Tuesday, November 19, 2013

The 29th Largest Private Firm in NYC (That You Have Never Heard Of)

By Aaron Elstein

The diamond district is wall-to-wall squall. Hawkers line West 47th Street trying to lure people into shops and stalls. Deliverymen haul sealed containers of cash and precious metals into convoys of armored trucks. Brokers bolt from door to door, wheeling and dealing diamonds, gold and all else that glitters.

Three floors above the melee, you'll find the street's most successful merchant. His name is Max Kahan. You've probably never heard of him. But don't feel bad: Most people in the diamond district haven't, either.
"He is a very large player," said Michael Grumet, executive director of the 47th Street Business Improvement District, "and very low-key."

Mr. Kahan doesn't sell jewelry. In fact, he doesn't deal with the general public at all. His business is selling gold to jewelry makers and buying their scrap, which he melts down and sells again.

It's hardly glamorous, but the 75-year-old Mr. Kahan has been extraordinarily successful in his five decades in the business. Max Kahan Inc. is the 29th-largest New York company in private hands, according to Crain's research, and the largest of any sort in the precious-metals business. Last year, Mr. Kahan's firm generated $742 million in revenue—with just 12 employees.

"I look at his numbers, and it just astonishes me," said Michael Toback, an owner of his namesake firm, a jewelry and refining business a few doors down from Mr. Kahan. "But a lot of people buy and sell their metal through him."

Despite the clout he wields in one of New York's highest-profile industries, Mr. Kahan keeps what may well be the most spartan office of any successful businessman in the city.

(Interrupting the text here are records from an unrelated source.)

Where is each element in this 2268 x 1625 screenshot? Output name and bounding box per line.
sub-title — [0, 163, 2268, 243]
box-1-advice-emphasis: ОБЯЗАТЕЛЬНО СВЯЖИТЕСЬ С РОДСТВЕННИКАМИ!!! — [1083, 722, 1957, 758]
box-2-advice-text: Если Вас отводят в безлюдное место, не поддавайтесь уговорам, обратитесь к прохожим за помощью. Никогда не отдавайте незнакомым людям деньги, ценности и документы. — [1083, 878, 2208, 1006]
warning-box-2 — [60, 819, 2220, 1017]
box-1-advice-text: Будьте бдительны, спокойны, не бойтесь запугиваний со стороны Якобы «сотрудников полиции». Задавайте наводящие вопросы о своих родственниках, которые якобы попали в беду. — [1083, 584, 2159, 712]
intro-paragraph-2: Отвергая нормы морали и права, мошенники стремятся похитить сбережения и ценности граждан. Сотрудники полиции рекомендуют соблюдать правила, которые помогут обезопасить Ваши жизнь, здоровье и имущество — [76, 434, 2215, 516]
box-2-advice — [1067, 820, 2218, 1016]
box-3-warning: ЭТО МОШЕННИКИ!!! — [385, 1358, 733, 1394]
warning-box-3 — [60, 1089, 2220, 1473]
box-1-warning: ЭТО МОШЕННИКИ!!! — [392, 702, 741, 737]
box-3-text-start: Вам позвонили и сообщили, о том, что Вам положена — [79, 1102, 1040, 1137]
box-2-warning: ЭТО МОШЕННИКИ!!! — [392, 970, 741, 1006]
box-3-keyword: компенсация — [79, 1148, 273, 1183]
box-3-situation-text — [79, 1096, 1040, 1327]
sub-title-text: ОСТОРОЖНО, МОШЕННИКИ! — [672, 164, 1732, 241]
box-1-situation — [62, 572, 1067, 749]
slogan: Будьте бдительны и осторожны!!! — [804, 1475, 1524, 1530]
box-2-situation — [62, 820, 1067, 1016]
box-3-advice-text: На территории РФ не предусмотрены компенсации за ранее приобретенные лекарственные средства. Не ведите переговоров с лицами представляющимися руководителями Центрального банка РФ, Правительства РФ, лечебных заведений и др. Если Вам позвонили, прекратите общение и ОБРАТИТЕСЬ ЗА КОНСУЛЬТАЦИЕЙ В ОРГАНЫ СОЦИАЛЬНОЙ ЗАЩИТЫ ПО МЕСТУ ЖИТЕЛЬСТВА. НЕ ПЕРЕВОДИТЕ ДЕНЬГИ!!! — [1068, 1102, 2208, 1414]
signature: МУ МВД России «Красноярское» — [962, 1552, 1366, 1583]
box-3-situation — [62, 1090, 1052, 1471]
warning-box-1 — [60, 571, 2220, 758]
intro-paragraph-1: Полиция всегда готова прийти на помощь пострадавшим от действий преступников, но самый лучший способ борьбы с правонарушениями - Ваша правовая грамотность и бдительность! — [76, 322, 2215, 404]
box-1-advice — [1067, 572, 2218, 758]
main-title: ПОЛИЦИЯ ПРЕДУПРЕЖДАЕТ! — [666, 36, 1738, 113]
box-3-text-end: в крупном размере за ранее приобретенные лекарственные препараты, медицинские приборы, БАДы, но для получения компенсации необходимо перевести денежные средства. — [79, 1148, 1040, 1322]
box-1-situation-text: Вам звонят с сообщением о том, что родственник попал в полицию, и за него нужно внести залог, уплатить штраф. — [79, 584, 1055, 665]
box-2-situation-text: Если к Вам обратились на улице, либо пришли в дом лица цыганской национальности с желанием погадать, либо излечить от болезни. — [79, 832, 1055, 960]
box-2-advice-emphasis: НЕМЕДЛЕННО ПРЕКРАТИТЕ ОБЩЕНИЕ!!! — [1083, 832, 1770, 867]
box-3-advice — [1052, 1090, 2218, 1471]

His company occupies a warren of about a half-dozen cramped rooms that contain the tools of the trade, including scales and a machine to assess the purity of gold, silver and other metals. The wallpaper in some rooms is stained with years of residue from metal melting in an oven tucked in a corner. When a visitor asked for a cup of coffee, an employee had to be dispatched to a deli. There isn't even much gold to look at because most of it is locked in a vault downstairs.

A sign near Mr. Kahan's office declares that no cellphones are allowed, because he doesn't want customers to get distracted when he's negotiating with them. His conference room, consisting of a rectangular brown Formica table and six steel folding chairs, doubles as a makeshift synagogue at 2 p.m., when business halts and employees pray.

"I have nothing special to show you," said Mr. Kahan, whose company doesn't have a website. "People who come to see me already know what a kilo of gold looks like."